Later, the meaning of the episode's title is revealed when the soldier describes his reasons for walking off his base, which he said was to create a "DUSTWUN" — short for duty status whereabouts unknown; a radio call issued when a soldier goes missing in combat or is taken captive. Bergdahl claims his actions were intended to call attention to a larger issue: his serious concerns over leadership in the military.

"What I was seeing from my first unit, all the way up into Afghanistan… was basically leadership failure to the point that the lives of the guys standing next to me were literally — from what I could see — in danger of something seriously going wrong and somebody being killed," Bergdahl says in one of the taped interviews with Boal.

Koenig says that this version of accounts is a major point of conflict.

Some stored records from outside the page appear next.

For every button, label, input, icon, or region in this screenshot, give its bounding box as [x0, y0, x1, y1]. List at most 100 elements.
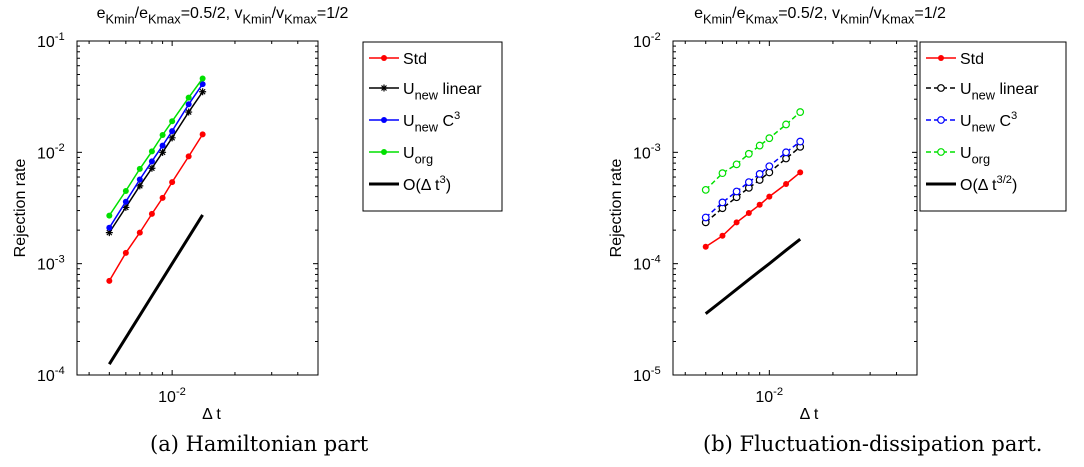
data-point [169, 118, 176, 125]
data-point [701, 213, 710, 222]
data-point [744, 149, 753, 158]
legend-swatch-marker [937, 116, 945, 124]
caption-fluctuation-dissipation: (b) Fluctuation-dissipation part. [703, 432, 1043, 456]
data-point [797, 169, 804, 176]
x-tick-label: 10-2 [158, 386, 186, 406]
chart-title: eKmin/eKmax=0.5/2, vKmin/vKmax=1/2 [694, 5, 946, 27]
data-point [185, 108, 193, 116]
series-line [108, 83, 204, 229]
data-point [765, 134, 774, 143]
data-point [755, 141, 764, 150]
legend-label: Uorg [403, 145, 433, 167]
data-point [701, 185, 710, 194]
data-point [199, 131, 206, 138]
series-u-new-c3 [701, 137, 805, 222]
series-o-t3-2- [704, 238, 802, 315]
data-point [732, 187, 741, 196]
plot-frame [76, 40, 319, 376]
legend-swatch-marker [937, 84, 945, 92]
data-point [136, 182, 144, 190]
data-point [744, 178, 753, 187]
x-tick-label: 10-2 [755, 386, 783, 406]
series-std [702, 169, 804, 250]
data-point [148, 164, 156, 172]
data-point [782, 148, 790, 157]
data-point [106, 224, 113, 231]
legend-label: Std [403, 51, 427, 68]
data-point [159, 148, 167, 156]
data-point [159, 194, 166, 201]
data-point [148, 148, 155, 155]
data-point [745, 210, 752, 217]
data-point [169, 128, 176, 135]
legend-label: Unew linear [403, 81, 482, 103]
data-point [148, 210, 155, 217]
data-point [106, 277, 113, 284]
legend-swatch-marker [938, 55, 944, 61]
data-point [185, 94, 192, 101]
series-u-new-linear [105, 88, 207, 237]
data-point [199, 81, 206, 88]
legend-swatch-marker [381, 117, 387, 123]
data-point [796, 137, 805, 146]
y-tick-label: 10-4 [37, 365, 65, 385]
data-point [106, 212, 113, 219]
legend-label: O(Δ t3/2) [960, 174, 1017, 194]
legend-swatch-marker [937, 148, 945, 156]
data-point [122, 187, 129, 194]
y-axis-label: Rejection rate [608, 159, 625, 258]
y-tick-label: 10-5 [633, 365, 661, 385]
series-u-org [106, 75, 206, 219]
data-point [122, 249, 129, 256]
data-point [136, 165, 143, 172]
series-line [705, 171, 801, 248]
y-tick-label: 10-2 [37, 142, 65, 162]
series-u-org [701, 108, 805, 194]
data-point [185, 101, 192, 108]
series-line [108, 133, 204, 282]
y-tick-label: 10-1 [37, 31, 65, 51]
data-point [765, 162, 774, 171]
data-point [702, 243, 709, 250]
data-point [766, 193, 773, 200]
data-point [122, 198, 129, 205]
caption-hamiltonian: (a) Hamiltonian part [150, 432, 369, 456]
series-line [108, 91, 204, 234]
y-tick-label: 10-2 [633, 31, 661, 51]
legend-label: Unew C3 [960, 110, 1017, 135]
data-point [782, 120, 790, 129]
data-point [756, 201, 763, 208]
data-point [199, 75, 206, 82]
series-o-t3- [108, 214, 204, 365]
data-point [719, 232, 726, 239]
legend-label: O(Δ t3) [403, 174, 451, 194]
series-line [108, 214, 204, 365]
legend-swatch-marker [381, 55, 387, 61]
data-point [199, 88, 207, 96]
data-point [105, 229, 113, 237]
x-axis-label: Δ t [800, 406, 819, 423]
legend-label: Unew linear [960, 81, 1039, 103]
y-tick-label: 10-4 [633, 253, 661, 273]
legend-swatch-marker [380, 84, 388, 92]
series-std [106, 131, 206, 284]
plot-frame [672, 40, 918, 376]
data-point [169, 179, 176, 186]
data-point [122, 203, 130, 211]
data-point [159, 132, 166, 139]
data-point [168, 134, 176, 142]
legend-label: Uorg [960, 145, 990, 167]
legend-label: Std [960, 51, 984, 68]
chart-panel-hamiltonian: 10-4 10-3 10-2 10-1 10-2 Δ t Rejection rate eKm… [12, 5, 503, 423]
data-point [783, 180, 790, 187]
y-tick-label: 10-3 [633, 142, 661, 162]
chart-panel-fluctuation-dissipation: 10-5 10-4 10-3 10-2 10-2 Δ t Rejection rate eKm… [608, 5, 1067, 423]
legend: Std Unew linear Unew C3 Uorg O(Δ t3) [362, 41, 503, 212]
y-tick-label: 10-3 [37, 253, 65, 273]
data-point [159, 142, 166, 149]
data-point [136, 176, 143, 183]
data-point [755, 170, 764, 178]
data-point [185, 153, 192, 160]
data-point [732, 160, 741, 169]
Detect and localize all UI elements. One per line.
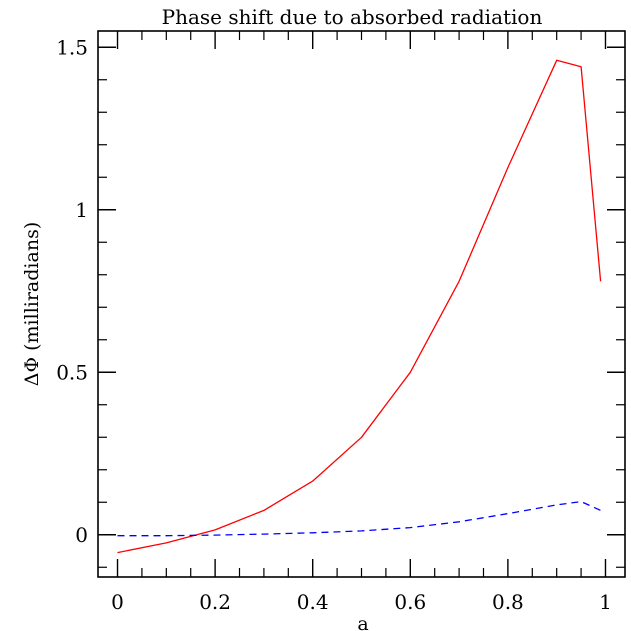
series-layer: [117, 59, 602, 554]
y-tick-label: 0: [75, 523, 88, 547]
x-tick-label: 0: [111, 590, 124, 614]
x-tick-label: 0.2: [199, 590, 231, 614]
x-tick-label: 1: [599, 590, 612, 614]
minor-ticks: [98, 31, 625, 577]
y-tick-label: 1.5: [56, 35, 88, 59]
x-tick-label: 0.8: [492, 590, 524, 614]
major-ticks: [98, 31, 625, 577]
x-tick-labels: 0 0.2 0.4 0.6 0.8 1: [111, 590, 612, 614]
series-line-2: [117, 500, 601, 537]
x-tick-label: 0.6: [394, 590, 426, 614]
x-tick-label: 0.4: [297, 590, 329, 614]
plot-frame: [97, 30, 626, 578]
chart-title: Phase shift due to absorbed radiation: [162, 5, 543, 29]
series-line-1: [117, 59, 602, 554]
y-axis-label: ΔΦ (milliradians): [21, 222, 43, 386]
x-axis-label: a: [357, 613, 368, 631]
y-tick-label: 0.5: [56, 360, 88, 384]
y-tick-label: 1: [75, 198, 88, 222]
y-tick-labels: 0 0.5 1 1.5: [56, 35, 88, 547]
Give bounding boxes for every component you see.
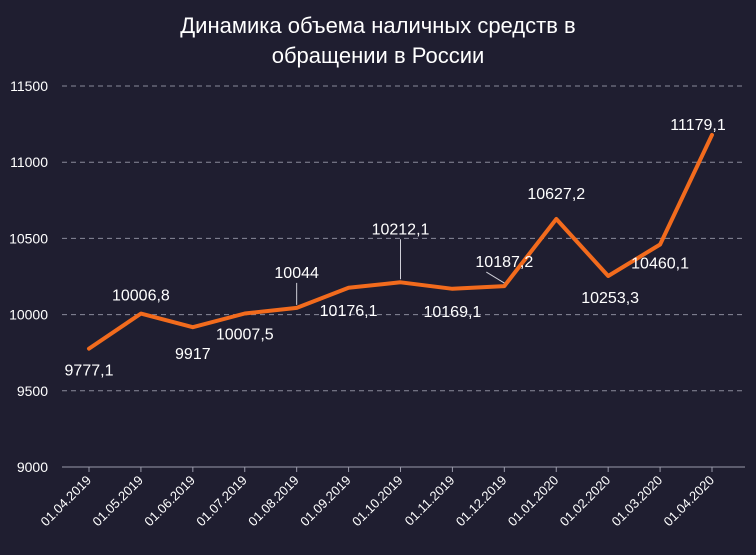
y-tick-label: 11000	[10, 154, 48, 170]
y-tick-label: 10000	[9, 307, 48, 323]
x-tick-label: 01.06.2019	[141, 473, 198, 530]
x-tick-label: 01.09.2019	[297, 473, 354, 530]
data-label: 10253,3	[581, 290, 639, 307]
data-label: 11179,1	[670, 117, 726, 134]
data-label: 10176,1	[320, 303, 378, 320]
data-label: 9777,1	[65, 363, 114, 380]
data-label: 10627,2	[527, 186, 585, 203]
series-line-group	[87, 132, 714, 351]
x-axis-ticks: 01.04.201901.05.201901.06.201901.07.2019…	[37, 467, 717, 529]
data-label: 10460,1	[631, 255, 689, 272]
y-tick-label: 9000	[17, 459, 48, 475]
y-axis-ticks: 9000 9500 10000 10500 11000 11500	[9, 78, 48, 475]
chart-title-line-2: обращении в России	[272, 43, 485, 68]
data-labels: 9777,1 10006,8 9917 10007,5 10044 10176,1 1021…	[65, 117, 726, 380]
x-tick-label: 01.03.2020	[609, 473, 666, 530]
x-tick-label: 01.11.2019	[402, 473, 458, 529]
x-tick-label: 01.04.2020	[660, 473, 717, 530]
series-line	[87, 132, 714, 351]
x-tick-label: 01.10.2019	[349, 473, 406, 530]
x-tick-label: 01.02.2020	[557, 473, 614, 530]
y-tick-label: 10500	[9, 230, 48, 246]
x-tick-label: 01.05.2019	[89, 473, 146, 530]
label-leader-line	[486, 271, 505, 284]
data-label: 9917	[175, 346, 211, 363]
chart-title-line-1: Динамика объема наличных средств в	[180, 13, 575, 38]
x-tick-label: 01.04.2019	[37, 473, 94, 530]
y-tick-label: 9500	[17, 383, 48, 399]
y-tick-label: 11500	[10, 78, 48, 94]
x-tick-label: 01.08.2019	[245, 473, 302, 530]
x-tick-label: 01.07.2019	[193, 473, 250, 530]
data-label: 10212,1	[372, 221, 430, 238]
data-label: 10169,1	[423, 304, 481, 321]
data-label: 10007,5	[216, 326, 274, 343]
data-label: 10187,2	[475, 254, 533, 271]
x-tick-label: 01.01.2020	[505, 473, 562, 530]
data-label: 10006,8	[112, 288, 170, 305]
x-tick-label: 01.12.2019	[453, 473, 510, 530]
data-label: 10044	[274, 265, 319, 282]
gridlines	[62, 85, 745, 468]
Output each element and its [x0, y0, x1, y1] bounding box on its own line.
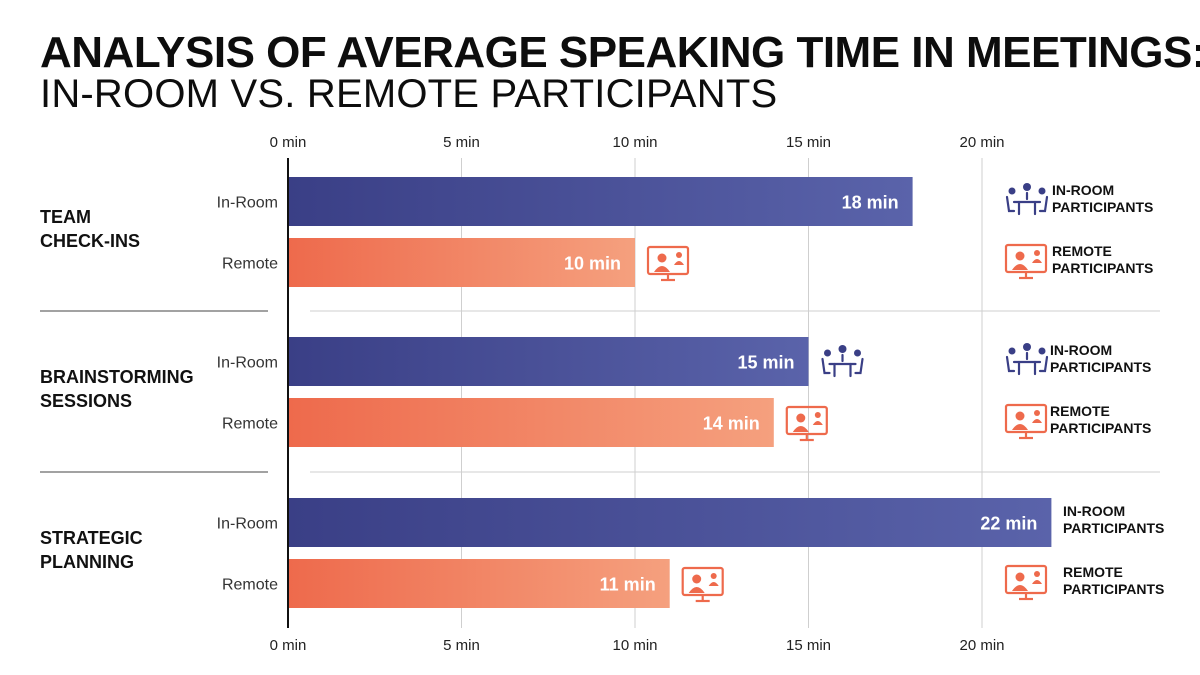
group-label: STRATEGIC PLANNING	[40, 528, 143, 572]
x-tick-label-top: 10 min	[612, 134, 657, 151]
legend-remote: REMOTE PARTICIPANTS	[1050, 403, 1151, 436]
series-label: In-Room	[217, 516, 278, 533]
legend-remote: REMOTE PARTICIPANTS	[1052, 243, 1153, 276]
meeting-table-icon	[1005, 343, 1049, 376]
x-tick-label-bottom: 5 min	[443, 637, 480, 654]
legend-remote: REMOTE PARTICIPANTS	[1063, 564, 1164, 597]
bar-value-label: 18 min	[842, 193, 899, 213]
video-call-icon	[1004, 403, 1048, 440]
bar-remote	[288, 559, 670, 608]
series-label: Remote	[222, 416, 278, 433]
bar-value-label: 22 min	[980, 514, 1037, 534]
x-tick-label-bottom: 0 min	[270, 637, 307, 654]
meeting-table-icon	[821, 345, 864, 378]
x-tick-label-top: 20 min	[959, 134, 1004, 151]
group-label: TEAM CHECK-INS	[40, 207, 140, 251]
x-tick-label-bottom: 20 min	[959, 637, 1004, 654]
bar-value-label: 10 min	[564, 254, 621, 274]
video-call-icon	[681, 566, 724, 603]
meeting-table-icon	[1005, 183, 1049, 216]
bar-in-room	[288, 498, 1052, 547]
series-label: Remote	[222, 256, 278, 273]
bar-remote	[288, 238, 635, 287]
legend-in-room: IN-ROOM PARTICIPANTS	[1063, 503, 1164, 536]
bar-in-room	[288, 177, 913, 226]
legend-in-room: IN-ROOM PARTICIPANTS	[1050, 342, 1151, 375]
x-tick-label-bottom: 10 min	[612, 637, 657, 654]
video-call-icon	[1004, 243, 1048, 280]
bar-value-label: 14 min	[703, 414, 760, 434]
series-label: In-Room	[217, 355, 278, 372]
chart-subtitle: IN-ROOM VS. REMOTE PARTICIPANTS	[40, 72, 778, 116]
video-call-icon	[785, 405, 828, 442]
series-label: Remote	[222, 577, 278, 594]
video-call-icon	[646, 245, 690, 282]
x-tick-label-bottom: 15 min	[786, 637, 831, 654]
chart-title: ANALYSIS OF AVERAGE SPEAKING TIME IN MEE…	[40, 28, 1200, 77]
legend-in-room: IN-ROOM PARTICIPANTS	[1052, 182, 1153, 215]
series-label: In-Room	[217, 195, 278, 212]
bar-remote	[288, 398, 774, 447]
bar-in-room	[288, 337, 809, 386]
video-call-icon	[1004, 564, 1048, 601]
x-tick-label-top: 5 min	[443, 134, 480, 151]
x-tick-label-top: 15 min	[786, 134, 831, 151]
bar-value-label: 15 min	[737, 353, 794, 373]
group-label: BRAINSTORMING SESSIONS	[40, 367, 194, 411]
x-tick-label-top: 0 min	[270, 134, 307, 151]
bar-value-label: 11 min	[600, 575, 656, 595]
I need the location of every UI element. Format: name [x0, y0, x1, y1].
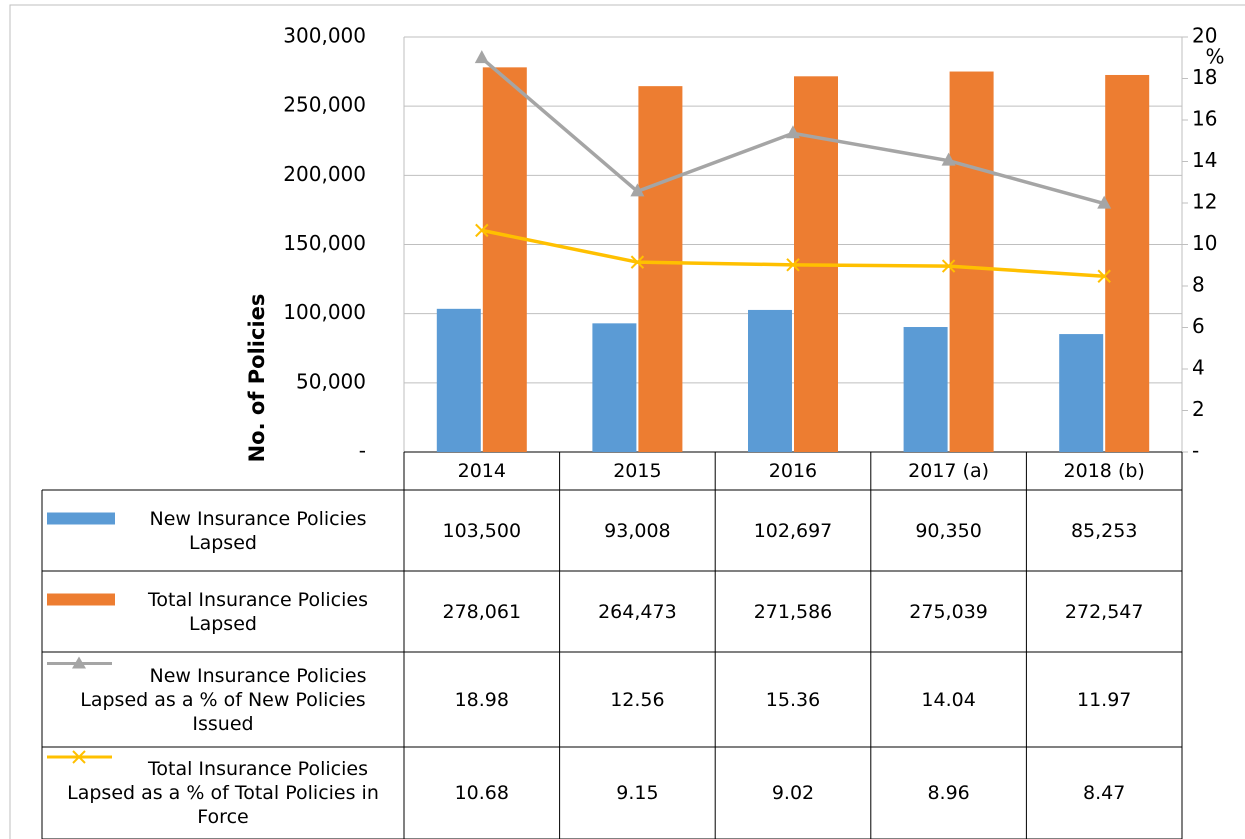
legend-swatch: [47, 593, 115, 606]
table-value: 271,586: [753, 600, 833, 623]
table-value: 275,039: [909, 600, 988, 623]
y2-tick-label: 16: [1192, 107, 1217, 131]
legend-label: Total Insurance Policies Lapsed as a % o…: [67, 758, 379, 828]
table-value: 18.98: [454, 688, 509, 711]
table-value: 102,697: [753, 519, 833, 542]
bar: [592, 323, 637, 452]
table-value: 11.97: [1076, 688, 1132, 711]
legend-label: New Insurance Policies Lapsed: [149, 507, 367, 554]
table-value: 278,061: [442, 600, 522, 623]
table-value: 90,350: [915, 519, 982, 542]
bar: [903, 327, 948, 452]
y-tick-label: 50,000: [296, 369, 366, 393]
y2-tick-label: 18: [1192, 65, 1217, 89]
marker: [1097, 269, 1111, 283]
marker: [1097, 195, 1112, 209]
legend-label: Total Insurance Policies Lapsed: [148, 588, 368, 635]
y2-tick-label: 14: [1192, 148, 1217, 172]
marker: [630, 255, 645, 269]
table-value: 264,473: [598, 600, 677, 623]
x-tick-label: 2017 (a): [908, 460, 990, 482]
legend-label: New Insurance Policies Lapsed as a % of …: [80, 664, 367, 735]
table-value: 103,500: [442, 519, 522, 542]
bar: [748, 309, 792, 452]
table-value: 15.36: [765, 688, 821, 711]
bar: [638, 86, 683, 452]
y2-tick-label: -: [1192, 439, 1199, 463]
table-value: 14.04: [921, 688, 976, 711]
y-tick-label: 150,000: [283, 231, 366, 255]
x-tick-label: 2016: [768, 460, 818, 482]
table-value: 93,008: [604, 519, 671, 542]
bar: [436, 308, 481, 452]
bar: [1105, 74, 1150, 452]
table-value: 85,253: [1070, 519, 1138, 542]
table-value: 272,547: [1064, 600, 1144, 623]
y2-axis-title: %: [1205, 45, 1224, 69]
marker: [786, 125, 800, 139]
x-tick-label: 2018 (b): [1063, 460, 1145, 482]
y2-tick-label: 6: [1192, 314, 1205, 338]
table-value: 10.68: [454, 782, 509, 804]
y-tick-label: 250,000: [283, 93, 366, 117]
y-tick-label: 300,000: [283, 24, 366, 48]
bar: [482, 67, 527, 453]
y2-tick-label: 10: [1192, 231, 1217, 255]
bar: [1059, 334, 1104, 452]
x-tick-label: 2014: [457, 460, 506, 482]
y2-tick-label: 20: [1192, 24, 1217, 48]
marker: [474, 50, 489, 64]
marker: [786, 258, 800, 272]
y-tick-label: 100,000: [283, 300, 366, 324]
marker: [941, 259, 956, 273]
table-value: 8.47: [1083, 782, 1126, 804]
legend-marker: [72, 656, 86, 669]
legend-swatch: [47, 512, 115, 525]
y2-tick-label: 2: [1192, 397, 1205, 421]
frame: [9, 4, 1245, 839]
legend-marker: [72, 750, 86, 764]
marker: [941, 152, 956, 166]
bar: [949, 71, 994, 452]
marker: [630, 183, 645, 197]
y-tick-label: -: [359, 439, 366, 463]
line: [481, 228, 1105, 278]
table-value: 9.02: [771, 782, 815, 804]
x-tick-label: 2015: [613, 460, 662, 482]
y2-tick-label: 8: [1192, 273, 1205, 297]
y2-tick-label: 4: [1192, 356, 1205, 380]
y-tick-label: 200,000: [283, 162, 366, 186]
table-value: 8.96: [927, 782, 970, 804]
table-value: 9.15: [616, 782, 659, 804]
y2-tick-label: 12: [1192, 190, 1217, 214]
table-value: 12.56: [610, 688, 665, 711]
marker: [475, 223, 489, 238]
y-axis-title: No. of Policies: [245, 294, 269, 463]
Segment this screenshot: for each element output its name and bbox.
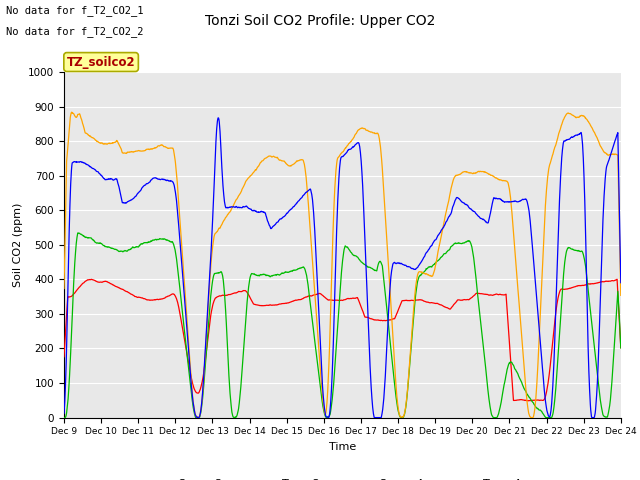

It could be a story he concocted, as some claim, or "he could be expressing the genuine beliefs of a whistleblower."

"As a private first class, nobody is going to listen to me," Bergdahl says. The soldier claims he tried to create the DUSTWUN so that top officials could no longer ignore his concerns and would be forced to investigate the situation. At the same time he was well aware that he would probably be imprisoned over the action.

"The idea was I'd rather be sitting in Leavenworth [prison] than standing over the body of [a fellow soldier]," he said, later saying the move was "gutsy but still stupid."


Related: Bowe Bergdahl's Motion to Expedite Hearing Because of Donald Trump Insults Is Denied

But the soldier also admits his actions were also driven in part by a desire to prove a point or execute a personal mission of sorts. Bergdahl says was trying to prove to those who knew him that he was capable of being a hero or a "Jason Bourne"-type character from a movie.

"I was going to prove to the world that I was the real thing — I could be what it is all those guys who go to the movies and watch those movies — they all want to be that, but I wanted to prove that I was that," he said. "I was trying to find a solution to the problem at hand and I tied into it this idea… to kill two birds with one stone."

In the end, the move took an unintended turn, when Bergdahl was captured by militants. The soldier was kept in isolated captivity until 2014 when he was finally released in exchange for five Taliban commanders who were being held at the US prison at Guantanamo Bay, Cuba. Intense political and media scrutiny followed the high-profile prisoner exchange, heightened by assertions from Republican lawmakers that the swap, made without Congress' approval, was illegal.

The wildly successful Serial podcast, made by producers of public radio's This American Life, is set to explore the Taliban's side of Bergdahl's capture in the next episode. The first season, which focused on the story of Adnan Syed who was accused of murdering his ex-girlfriend, garnered roughly 1.5 million listeners an episode, and eventually led to a court agreeing last month to hear new evidence in the case, 15 years after Syed was imprisoned.